Antidepressant drugs: 

  • Depression is thought to be due to insufficient amounts of neurotransmitters e.g. serotonin being prodcued in nerve endings (synapse). 
  • normal brains - neurotransmitters constantly released from nerve endings stimulating neighbouring neurons. 
  • To terminate action, neurotransmitters are reabsorbed into nerve endings, broken down by an enzyme. 
  • Antidepressants work either by reducing rate of reabsorbtion or by blocking the enzyme that breaks down the neurotransmitters. 
  • Both mechanisms increase amount of neurotransmitter available to excite neighbouring cells. 
  • Most commonly prescribed antidepressants - selective serotonin reuptake inhibitors (SSRIs) e.g.

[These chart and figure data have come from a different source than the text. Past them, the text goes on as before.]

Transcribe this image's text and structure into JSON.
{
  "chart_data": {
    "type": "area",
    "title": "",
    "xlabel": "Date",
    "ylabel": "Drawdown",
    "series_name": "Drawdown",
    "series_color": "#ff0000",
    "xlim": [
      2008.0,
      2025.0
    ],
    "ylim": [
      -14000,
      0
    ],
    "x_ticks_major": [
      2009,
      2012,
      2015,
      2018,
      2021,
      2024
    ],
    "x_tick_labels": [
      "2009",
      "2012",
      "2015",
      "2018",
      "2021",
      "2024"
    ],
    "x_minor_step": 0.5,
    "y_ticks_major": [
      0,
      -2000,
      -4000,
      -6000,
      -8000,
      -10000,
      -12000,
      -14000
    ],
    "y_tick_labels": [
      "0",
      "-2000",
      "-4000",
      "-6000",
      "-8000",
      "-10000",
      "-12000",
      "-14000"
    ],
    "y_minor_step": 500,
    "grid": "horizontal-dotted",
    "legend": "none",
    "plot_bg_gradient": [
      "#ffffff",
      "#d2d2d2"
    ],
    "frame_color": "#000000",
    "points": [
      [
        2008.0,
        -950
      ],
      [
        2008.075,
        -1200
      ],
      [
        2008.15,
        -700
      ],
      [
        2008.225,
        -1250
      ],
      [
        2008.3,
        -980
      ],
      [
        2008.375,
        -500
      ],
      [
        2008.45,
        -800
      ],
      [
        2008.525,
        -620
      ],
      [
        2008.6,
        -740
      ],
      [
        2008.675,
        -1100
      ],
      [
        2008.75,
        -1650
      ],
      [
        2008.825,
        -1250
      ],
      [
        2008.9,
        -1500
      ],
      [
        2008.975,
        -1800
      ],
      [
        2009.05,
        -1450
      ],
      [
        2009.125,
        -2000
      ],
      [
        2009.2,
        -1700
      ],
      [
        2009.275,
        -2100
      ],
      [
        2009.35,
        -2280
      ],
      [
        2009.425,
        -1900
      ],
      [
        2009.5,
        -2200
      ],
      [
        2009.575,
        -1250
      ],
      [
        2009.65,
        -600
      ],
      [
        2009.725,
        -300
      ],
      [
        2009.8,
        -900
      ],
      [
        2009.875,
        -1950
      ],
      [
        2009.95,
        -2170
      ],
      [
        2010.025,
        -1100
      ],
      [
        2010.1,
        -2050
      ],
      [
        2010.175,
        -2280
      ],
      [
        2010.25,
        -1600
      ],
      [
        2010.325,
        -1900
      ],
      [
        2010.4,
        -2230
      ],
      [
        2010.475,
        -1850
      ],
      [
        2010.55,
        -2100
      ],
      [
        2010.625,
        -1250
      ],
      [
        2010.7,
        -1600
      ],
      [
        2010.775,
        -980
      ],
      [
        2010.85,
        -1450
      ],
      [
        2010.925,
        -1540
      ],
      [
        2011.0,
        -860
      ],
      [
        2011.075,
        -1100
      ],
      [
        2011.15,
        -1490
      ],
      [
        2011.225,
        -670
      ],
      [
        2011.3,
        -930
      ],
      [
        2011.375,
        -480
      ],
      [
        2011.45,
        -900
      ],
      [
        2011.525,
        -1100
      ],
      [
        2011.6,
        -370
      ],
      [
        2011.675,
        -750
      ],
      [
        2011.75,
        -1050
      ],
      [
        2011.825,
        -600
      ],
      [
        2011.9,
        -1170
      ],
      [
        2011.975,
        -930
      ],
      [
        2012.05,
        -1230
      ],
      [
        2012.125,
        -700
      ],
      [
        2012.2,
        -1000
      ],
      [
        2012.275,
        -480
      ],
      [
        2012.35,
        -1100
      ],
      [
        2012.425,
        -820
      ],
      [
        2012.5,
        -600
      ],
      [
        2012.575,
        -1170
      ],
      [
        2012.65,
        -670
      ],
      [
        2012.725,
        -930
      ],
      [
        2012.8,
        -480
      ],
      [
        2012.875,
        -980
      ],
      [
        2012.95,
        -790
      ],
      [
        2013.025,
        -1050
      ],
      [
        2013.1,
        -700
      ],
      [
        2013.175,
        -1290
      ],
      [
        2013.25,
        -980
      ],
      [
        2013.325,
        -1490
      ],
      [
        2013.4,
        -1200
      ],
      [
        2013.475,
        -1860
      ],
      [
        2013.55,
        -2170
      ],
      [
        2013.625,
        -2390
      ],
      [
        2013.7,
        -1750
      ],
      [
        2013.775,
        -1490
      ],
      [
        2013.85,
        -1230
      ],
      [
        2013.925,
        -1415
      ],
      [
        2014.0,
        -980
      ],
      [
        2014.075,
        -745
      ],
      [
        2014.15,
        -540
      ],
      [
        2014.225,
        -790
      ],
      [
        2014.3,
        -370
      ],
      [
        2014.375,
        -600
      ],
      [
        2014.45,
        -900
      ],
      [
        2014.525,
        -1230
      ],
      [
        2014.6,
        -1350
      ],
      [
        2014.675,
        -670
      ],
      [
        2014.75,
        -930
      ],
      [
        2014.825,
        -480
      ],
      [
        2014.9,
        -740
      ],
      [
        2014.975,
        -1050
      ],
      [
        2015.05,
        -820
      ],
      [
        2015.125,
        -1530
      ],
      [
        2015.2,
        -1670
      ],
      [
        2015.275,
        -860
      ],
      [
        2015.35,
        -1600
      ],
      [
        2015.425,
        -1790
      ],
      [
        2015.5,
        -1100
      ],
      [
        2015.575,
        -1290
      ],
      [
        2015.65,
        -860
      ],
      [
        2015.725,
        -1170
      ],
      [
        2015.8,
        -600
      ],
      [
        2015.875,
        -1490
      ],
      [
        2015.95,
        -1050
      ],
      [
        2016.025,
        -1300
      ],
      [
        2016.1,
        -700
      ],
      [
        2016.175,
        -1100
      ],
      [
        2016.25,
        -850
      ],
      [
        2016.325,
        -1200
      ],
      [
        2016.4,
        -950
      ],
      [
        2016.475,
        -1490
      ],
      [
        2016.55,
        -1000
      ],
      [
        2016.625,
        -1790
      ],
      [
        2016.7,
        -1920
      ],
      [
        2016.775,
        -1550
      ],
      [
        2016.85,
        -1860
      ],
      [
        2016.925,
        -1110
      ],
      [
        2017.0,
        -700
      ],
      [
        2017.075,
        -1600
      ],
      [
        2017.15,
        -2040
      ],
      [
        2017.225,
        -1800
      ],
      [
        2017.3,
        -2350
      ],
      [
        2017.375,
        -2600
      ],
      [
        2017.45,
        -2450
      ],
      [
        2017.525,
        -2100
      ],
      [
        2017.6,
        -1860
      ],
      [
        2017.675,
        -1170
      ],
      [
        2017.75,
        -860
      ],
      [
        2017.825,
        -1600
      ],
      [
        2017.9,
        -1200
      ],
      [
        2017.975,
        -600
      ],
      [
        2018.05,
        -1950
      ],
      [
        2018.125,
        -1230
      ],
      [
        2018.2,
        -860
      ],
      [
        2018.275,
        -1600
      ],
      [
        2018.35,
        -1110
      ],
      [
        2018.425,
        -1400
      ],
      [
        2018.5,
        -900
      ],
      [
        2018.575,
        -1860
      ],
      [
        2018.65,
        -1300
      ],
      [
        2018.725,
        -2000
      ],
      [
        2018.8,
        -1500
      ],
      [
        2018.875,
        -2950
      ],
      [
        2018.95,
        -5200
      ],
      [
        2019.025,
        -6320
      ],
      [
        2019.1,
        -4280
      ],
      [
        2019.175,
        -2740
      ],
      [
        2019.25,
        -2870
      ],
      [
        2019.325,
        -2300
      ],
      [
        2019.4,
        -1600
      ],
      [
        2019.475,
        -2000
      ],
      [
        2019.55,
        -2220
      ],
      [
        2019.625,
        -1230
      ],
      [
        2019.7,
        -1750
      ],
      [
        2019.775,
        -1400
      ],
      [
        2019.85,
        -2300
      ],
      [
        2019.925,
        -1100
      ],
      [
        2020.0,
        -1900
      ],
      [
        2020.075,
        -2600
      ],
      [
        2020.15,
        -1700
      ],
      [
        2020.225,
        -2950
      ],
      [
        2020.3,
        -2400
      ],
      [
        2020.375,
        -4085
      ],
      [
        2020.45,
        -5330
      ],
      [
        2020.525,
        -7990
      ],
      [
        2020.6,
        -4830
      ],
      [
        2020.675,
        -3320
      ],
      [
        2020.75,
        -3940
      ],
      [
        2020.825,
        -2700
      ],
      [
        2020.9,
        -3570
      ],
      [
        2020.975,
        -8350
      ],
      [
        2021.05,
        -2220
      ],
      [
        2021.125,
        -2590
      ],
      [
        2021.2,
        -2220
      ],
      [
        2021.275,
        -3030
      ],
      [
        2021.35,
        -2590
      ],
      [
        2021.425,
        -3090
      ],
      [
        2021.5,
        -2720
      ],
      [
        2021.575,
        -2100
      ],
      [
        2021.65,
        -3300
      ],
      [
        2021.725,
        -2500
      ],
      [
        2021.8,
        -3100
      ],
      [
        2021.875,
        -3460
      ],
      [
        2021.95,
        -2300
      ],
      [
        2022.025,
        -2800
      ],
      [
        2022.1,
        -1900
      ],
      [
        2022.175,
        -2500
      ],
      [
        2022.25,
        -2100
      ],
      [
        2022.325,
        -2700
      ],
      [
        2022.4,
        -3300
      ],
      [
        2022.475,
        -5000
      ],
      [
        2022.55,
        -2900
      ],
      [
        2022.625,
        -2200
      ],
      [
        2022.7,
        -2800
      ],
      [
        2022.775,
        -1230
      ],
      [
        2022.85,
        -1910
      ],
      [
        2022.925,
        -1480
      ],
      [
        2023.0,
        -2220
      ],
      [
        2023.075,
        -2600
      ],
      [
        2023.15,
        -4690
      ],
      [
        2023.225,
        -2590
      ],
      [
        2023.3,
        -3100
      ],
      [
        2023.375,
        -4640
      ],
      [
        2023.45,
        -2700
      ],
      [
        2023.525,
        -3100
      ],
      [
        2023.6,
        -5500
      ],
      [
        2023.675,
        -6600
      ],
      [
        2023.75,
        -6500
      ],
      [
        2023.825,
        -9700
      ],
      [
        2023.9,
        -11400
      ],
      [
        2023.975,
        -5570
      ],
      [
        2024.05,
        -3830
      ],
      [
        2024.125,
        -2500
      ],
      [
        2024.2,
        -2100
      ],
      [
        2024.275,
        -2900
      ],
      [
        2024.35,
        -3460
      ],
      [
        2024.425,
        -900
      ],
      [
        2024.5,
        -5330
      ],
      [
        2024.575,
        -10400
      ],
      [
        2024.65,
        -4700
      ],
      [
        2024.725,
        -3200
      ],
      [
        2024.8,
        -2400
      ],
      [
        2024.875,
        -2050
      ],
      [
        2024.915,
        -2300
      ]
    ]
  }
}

Prozac. Work by blocking transporter mechanism that reabsorbs serotonin into presynaptic cell after it has fired. - More serotonin left in the synapse, prelonging its activity and making transmission of the nerve impulse easier. 

Antianxiety drugs:

  • Group of drugs most commonly used to treat anxiety and stress - Benzodiazapenes (BZs). 
  • sold under various names - Librium, Valium, BZs slow down the activity of the central nervous system. 
  • They do this by enhancing the activity of GABA - a biochemical substance, the body's form of anxiety relief.